The article also provides an interesting window on the perennial "Can schools do it all?" debate. While Diane Ravitch continues her late-career slouch toward the demography-is-destiny position, the state education superintendent, Paul Pastorek, offers a more nuanced take:
“It would be convenient to say that it’s a whole lot of other people who need to be part of the equation,” he replied. “But we have the job. And we have to do something.” Pastorek said he didn’t want to fall back on the excuse that he had heard from many other school officials, in Louisiana and elsewhere — that it was impossible to fix their schools until other social problems had first been corrected.
But then he switched direction somewhat. In many ways, he said, he was sympathetic to the Ravitch position. “If we want to really get kids to the level that we want to get them,” he said, “and we want to do it in a more efficient and effective way, then we would be well served if we took care of those kinds of problems — if we provided more resources to kids from conception to early childhood, if we took care of mental-health issues and physical ailments and teeth and eye examinations. Including, you know, where these kids go home to sleep at night. I’ve lived in this community a long time, and I can’t imagine how I could ever feel comfortable in neighborhoods that these kids live in at night. And yet they do, and we still expect them to do well.”
Pastorek paused for a moment. “So, now, can I solve all those problems tomorrow afternoon?

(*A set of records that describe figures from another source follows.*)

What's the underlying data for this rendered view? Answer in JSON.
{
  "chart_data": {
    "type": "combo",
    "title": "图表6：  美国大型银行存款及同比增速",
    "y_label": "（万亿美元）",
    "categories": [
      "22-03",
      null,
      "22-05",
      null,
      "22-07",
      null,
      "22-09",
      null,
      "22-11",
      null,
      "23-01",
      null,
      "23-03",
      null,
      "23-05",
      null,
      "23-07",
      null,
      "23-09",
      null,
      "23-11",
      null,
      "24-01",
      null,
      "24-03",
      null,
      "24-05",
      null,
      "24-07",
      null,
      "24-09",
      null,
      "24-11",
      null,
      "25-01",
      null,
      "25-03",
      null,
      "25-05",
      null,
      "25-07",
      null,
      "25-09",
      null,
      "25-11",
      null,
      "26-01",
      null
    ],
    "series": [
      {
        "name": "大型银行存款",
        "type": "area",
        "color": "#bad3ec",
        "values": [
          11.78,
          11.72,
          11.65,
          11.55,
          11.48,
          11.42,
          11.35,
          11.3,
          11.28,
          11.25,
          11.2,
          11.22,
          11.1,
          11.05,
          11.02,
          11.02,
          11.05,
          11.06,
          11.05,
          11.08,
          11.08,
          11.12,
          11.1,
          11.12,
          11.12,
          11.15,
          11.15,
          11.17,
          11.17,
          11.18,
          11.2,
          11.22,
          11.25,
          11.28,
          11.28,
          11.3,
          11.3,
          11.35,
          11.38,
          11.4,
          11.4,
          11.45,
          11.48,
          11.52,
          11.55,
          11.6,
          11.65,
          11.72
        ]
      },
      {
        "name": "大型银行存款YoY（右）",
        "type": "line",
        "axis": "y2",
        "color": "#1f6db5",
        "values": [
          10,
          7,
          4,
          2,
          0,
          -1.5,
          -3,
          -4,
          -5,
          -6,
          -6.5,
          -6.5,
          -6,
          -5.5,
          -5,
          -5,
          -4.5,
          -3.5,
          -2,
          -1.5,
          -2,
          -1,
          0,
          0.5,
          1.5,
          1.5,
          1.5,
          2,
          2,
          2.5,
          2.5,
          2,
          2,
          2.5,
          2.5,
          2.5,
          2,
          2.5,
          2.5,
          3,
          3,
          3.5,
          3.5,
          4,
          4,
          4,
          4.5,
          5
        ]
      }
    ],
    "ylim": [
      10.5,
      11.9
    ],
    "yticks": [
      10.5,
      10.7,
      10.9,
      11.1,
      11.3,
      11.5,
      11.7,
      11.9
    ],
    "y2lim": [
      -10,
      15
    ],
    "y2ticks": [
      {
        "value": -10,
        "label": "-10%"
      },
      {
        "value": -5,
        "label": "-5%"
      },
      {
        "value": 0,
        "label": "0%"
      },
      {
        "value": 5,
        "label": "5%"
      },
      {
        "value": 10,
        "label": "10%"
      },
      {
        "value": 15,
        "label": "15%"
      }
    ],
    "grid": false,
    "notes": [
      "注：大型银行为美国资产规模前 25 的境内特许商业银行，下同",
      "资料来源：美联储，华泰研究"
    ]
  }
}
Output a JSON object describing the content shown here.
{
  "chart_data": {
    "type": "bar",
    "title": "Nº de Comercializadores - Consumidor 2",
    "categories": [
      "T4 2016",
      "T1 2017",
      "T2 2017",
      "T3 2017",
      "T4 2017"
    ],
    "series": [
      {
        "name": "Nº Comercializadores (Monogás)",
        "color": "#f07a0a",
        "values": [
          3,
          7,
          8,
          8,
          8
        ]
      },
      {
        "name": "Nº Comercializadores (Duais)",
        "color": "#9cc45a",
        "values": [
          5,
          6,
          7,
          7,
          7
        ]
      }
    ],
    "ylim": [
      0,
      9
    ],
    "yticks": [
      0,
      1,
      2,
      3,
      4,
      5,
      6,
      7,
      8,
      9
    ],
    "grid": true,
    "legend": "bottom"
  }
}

Can I even get the attention of the people who have control over those things? Right now, in New Orleans, after Katrina, the answer is no, I can’t. But I can’t take the position that I can’t succeed unless I have those things. I have to take the position that we’re going to do it in spite of that. Now, will it be hard? Will I be less successful? Probably yes. But I have to take that approach, because I don’t have really any other cards to play.”
The idea that schools can overcome any external obstacle to student learning, no matter how high, is, on some unavoidable level, utopian. But it's not too much to say that schools can overcome many or even most such obstacles. And there's no way for educators to know ahead of time which students they can reach. Nor are educators in a position to solve all of the outside ills that beset their students. So the only effective attitude--the only moral attitude--is to start with the assumption that every child can be successful, to design schools that reflect this conviction, and not give up on it until the last possible moment. It appears that there are many more people in New Orleans who think this way than there used to be. That's reason enough to be optimistic that the story will end well.